Megalithic tomb - passage tomb, Kilmonaster Middle, Co. Donegal
In the townland of Kilmonaster Middle, near Ballindrait in County Donegal, once stood a collection of ancient monuments that locals knew as the 'Giant's Graves'.
Megalithic tomb - passage tomb, Kilmonaster Middle, Co. Donegal
These megalithic structures, likely passage tombs, were part of a larger archaeological complex that included at least three distinct sites. Sites B and C, which stood about 120 metres west of Site A, have long since been removed, though they were still visible enough to be recorded on Ordnance Survey maps in the 1840s. Thomas Fagan, who documented them between 1845 and 1848, described both monuments as being constructed with stones ranging from 0.6 to 1.05 metres in height. One measured approximately 3.3 metres long by 1.4 metres wide, whilst the other was smaller at 1.8 metres long by the same width; both had apparently been larger originally.

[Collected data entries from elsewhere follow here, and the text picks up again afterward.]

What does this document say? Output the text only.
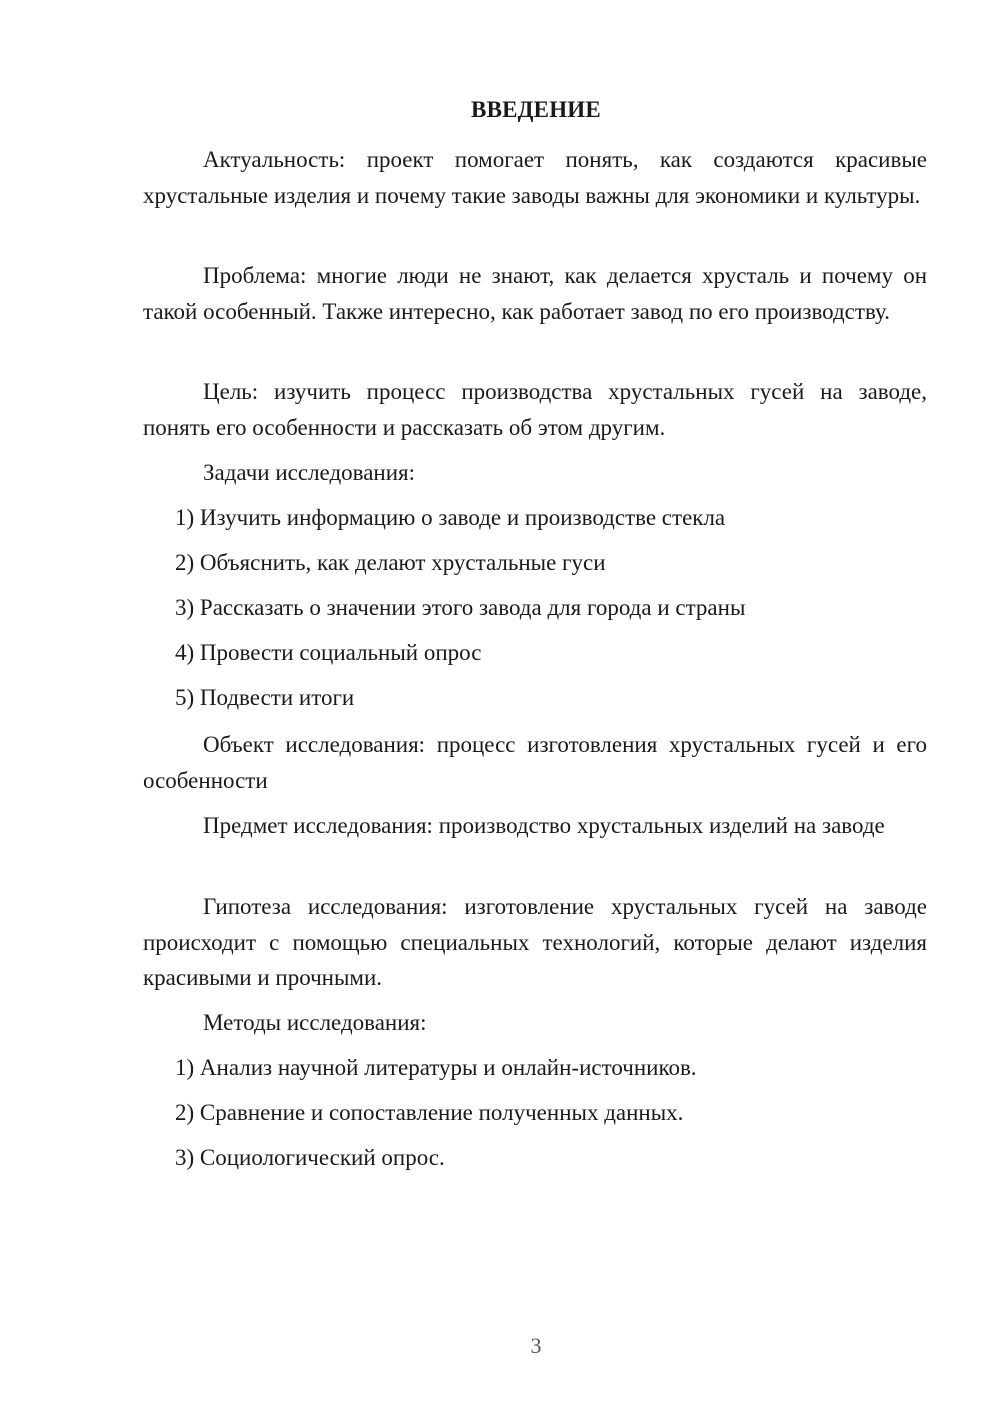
ВВЕДЕНИЕ

Актуальность: проект помогает понять, как создаются красивые хрустальные изделия и почему такие заводы важны для экономики и культуры.

Проблема: многие люди не знают, как делается хрусталь и почему он такой особенный. Также интересно, как работает завод по его производству.

Цель: изучить процесс производства хрустальных гусей на заводе, понять его особенности и рассказать об этом другим.

Задачи исследования:

1) Изучить информацию о заводе и производстве стекла

2) Объяснить, как делают хрустальные гуси

3) Рассказать о значении этого завода для города и страны

4) Провести социальный опрос

5) Подвести итоги

Объект исследования: процесс изготовления хрустальных гусей и его особенности

Предмет исследования: производство хрустальных изделий на заводе

Гипотеза исследования: изготовление хрустальных гусей на заводе происходит с помощью специальных технологий, которые делают изделия красивыми и прочными.

Методы исследования:

1) Анализ научной литературы и онлайн-источников.

2) Сравнение и сопоставление полученных данных.

3) Социологический опрос.

3
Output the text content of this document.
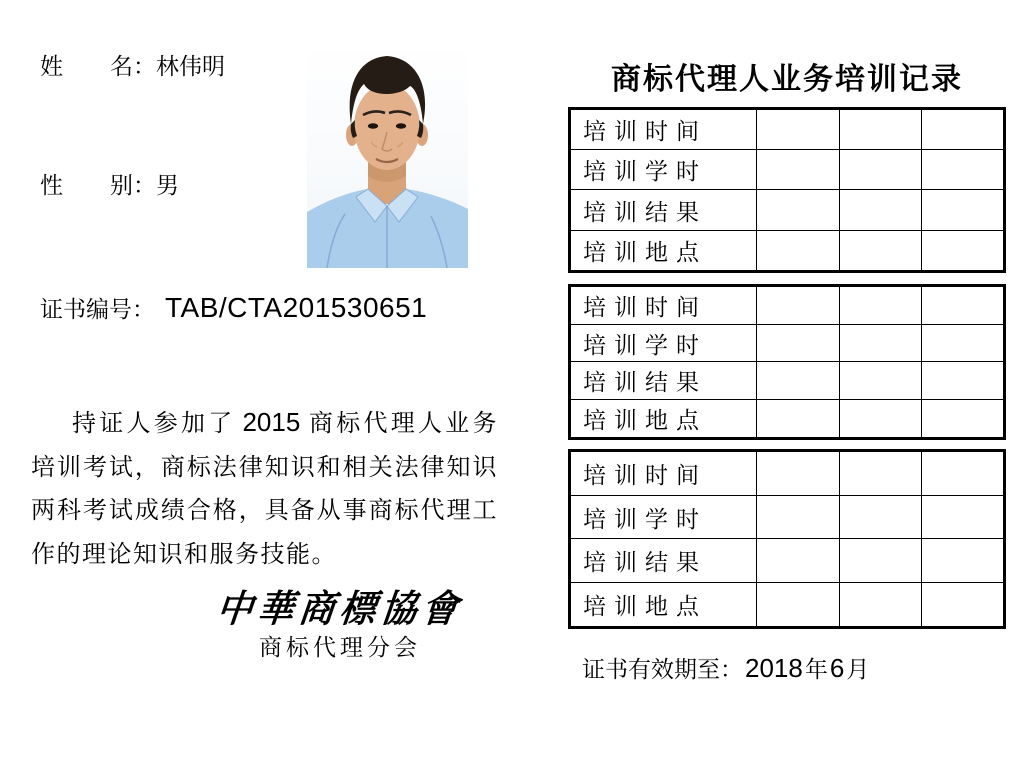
姓 名：林伟明
性 别：男
证书编号： TAB/CTA201530651

持证人参加了 2015 商标代理人业务培训考试，商标法律知识和相关法律知识两科考试成绩合格，具备从事商标代理工作的理论知识和服务技能。

中華商標協會
商标代理分会
商标代理人业务培训记录
培训时间			
培训学时			
培训结果			
培训地点			
培训时间			
培训学时			
培训结果			
培训地点			
培训时间			
培训学时			
培训结果			
培训地点			
证书有效期至：2018年6月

Site B appears to have been a passage tomb set within a circular cairn, possibly with a kerbed edge, whilst Site C, marked as ‘Cromlech’ on early field maps and situated about 10 metres northwest of Site B, was shown as a small cluster of dots that might represent a chamber. Given their proximity and similar construction, archaeologists believe both were likely passage tombs, part of what’s now recognised as the Kilmonaster Passage Tomb cemetery. The complex caught archaeological attention again in 2005 when pre-development testing was required for agricultural buildings near one of the surviving monuments, though these investigations revealed little beyond modern pottery sherds, a single worked flint in the topsoil, and some animal bones from livestock burials along an old field boundary.
Today, whilst Sites B and C exist only in historical records and archaeological surveys, the broader Kilmonaster complex remains an important example of Donegal’s Neolithic heritage. The detailed observations made by Victorian antiquarians like Fagan, combined with more recent archaeological work, help piece together the story of these lost monuments; structures that once dominated the local landscape and gave rise to folklore about giants’ resting places.